Hitherto, global emissions of carbon dioxide per head have risen, not fallen — despite all the global conferences — as the rapid growth of emerging economies, notably China, has swamped feeble efforts to curb emissions elsewhere. On anything like our present path the necessary declines in emissions will not occur. Humanity will have made an irreversible gamble on the chance that sceptics are, in fact, right.

Fortunately, new technological opportunities are opening up. Potential exists for a revolution in energy generation and storage, in energy savings, in transport, and in carbon capture and storage.

 

8. Booms and busts – It turns out there was an Alpaca boom that went bust and here’s the in-depth story on it via Kunc.org.

Unless alpaca wool sweaters are the next hot Christmas item, there’s little demand for what the animals produce.

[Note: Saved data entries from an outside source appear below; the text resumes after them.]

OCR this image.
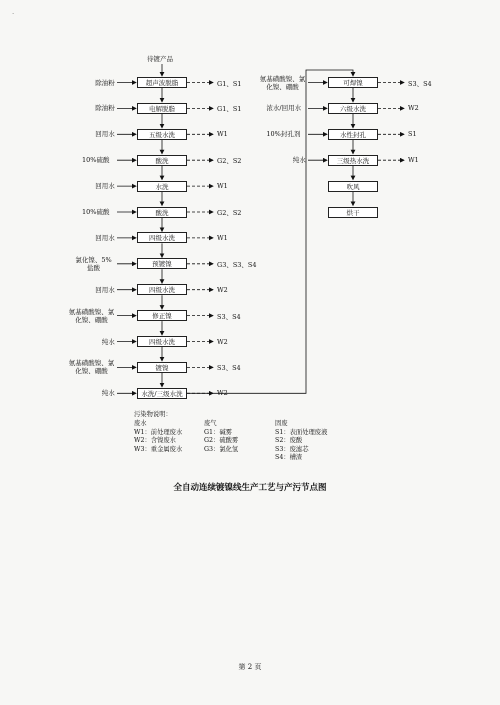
·
待镀产品
超声波脱脂
除油粉	G1、S1
电解脱脂
除油粉	G1、S1
五级水洗
回用水	W1
酸洗
10%硫酸	G2、S2
水洗
回用水	W1
酸洗
10%硫酸	G2、S2
四级水洗
回用水	W1
预镀镍
氯化镍、5%
盐酸	G3、S3、S4
四级水洗
回用水	W2
修正镍
氨基磺酸镍、氯
化镍、硼酸	S3、S4
四级水洗
纯水	W2
镀镍
氨基磺酸镍、氯
化镍、硼酸	S3、S4
水洗/三级水洗
纯水	W2
可焊镍
氨基磺酸镍、氯
化镍、硼酸	S3、S4
六级水洗
浓水/回用水	W2
水性封孔
10%封孔剂	S1
三级热水洗
纯水	W1
吹风
烘干
污染物说明：
废水
W1：前处理废水
W2：含镍废水
W3：重金属废水
废气
G1：碱雾
G2：硫酸雾
G3：氯化氢
固废
S1：表面处理废液
S2：废酸
S3：废滤芯
S4：槽渣
全自动连续镀镍线生产工艺与产污节点图
第 2 页
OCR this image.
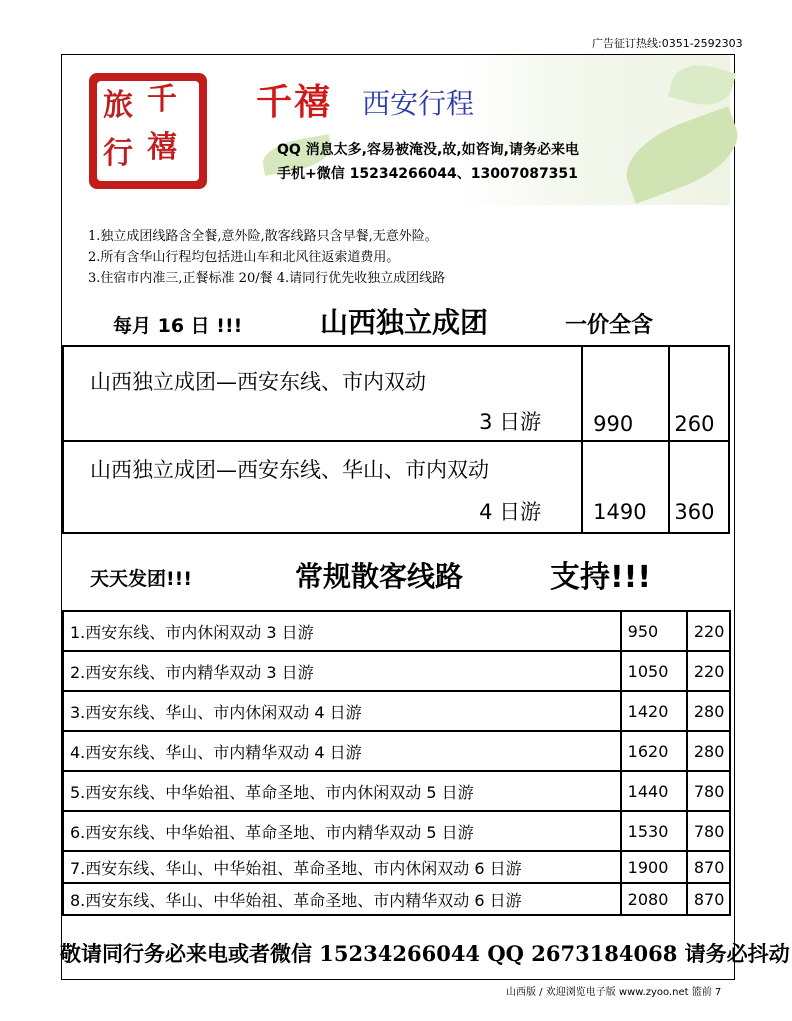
广告征订热线:0351-2592303
千
禧
旅
行
千禧 西安行程
QQ 消息太多,容易被淹没,故,如咨询,请务必来电
手机+微信 15234266044、13007087351
1.独立成团线路含全餐,意外险,散客线路只含早餐,无意外险。
2.所有含华山行程均包括进山车和北风往返索道费用。
3.住宿市内准三,正餐标准 20/餐 4.请同行优先收独立成团线路
每月 16 日 !!!	山西独立成团	一价全含
山西独立成团—西安东线、市内双动
3 日游	990	260

山西独立成团—西安东线、华山、市内双动
4 日游	1490	360
天天发团!!!	常规散客线路	支持!!!
1.西安东线、市内休闲双动 3 日游	950	220
2.西安东线、市内精华双动 3 日游	1050	220
3.西安东线、华山、市内休闲双动 4 日游	1420	280
4.西安东线、华山、市内精华双动 4 日游	1620	280
5.西安东线、中华始祖、革命圣地、市内休闲双动 5 日游	1440	780
6.西安东线、中华始祖、革命圣地、市内精华双动 5 日游	1530	780
7.西安东线、华山、中华始祖、革命圣地、市内休闲双动 6 日游	1900	870
8.西安东线、华山、中华始祖、革命圣地、市内精华双动 6 日游	2080	870
敬请同行务必来电或者微信 15234266044 QQ 2673184068 请务必抖动
山西版 / 欢迎浏览电子版 www.zyoo.net 篮前 7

And because of the aggressive breeding, there’s now an abundant supply of fiber. Some alpaca owners give it away to farmers to use as mulch or sell it in bulk for cheap. Plus, Peru already has a thriving alpaca fiber industry, where it’s produced on a much larger scale compared to the U.S.

“The fundamental fact is that in this country, an alpaca, as an asset, an income-producing asset, is worthless. It has no value at all,” Sexton says. “The product it produces, 6 to 8 pounds of alpaca fiber a year, is worth less than what it costs to feed, medicate, and house the animal.”

9. The Human cost of cheap chicken – Oxfam America has written a report documenting the extremely low wages and eight-hours-without-a-break shifts for migrants and other workers in America’s chicken industry. It means some wear adult nappies while working on the production lines because they’re not allowed to take toilet breaks. No more chicken McNuggets for me…

10. Totally Clarke and Dawe gives Australian Immigration Minister Peter Dutton a hard time, which is fair enough. And Scott Morrison.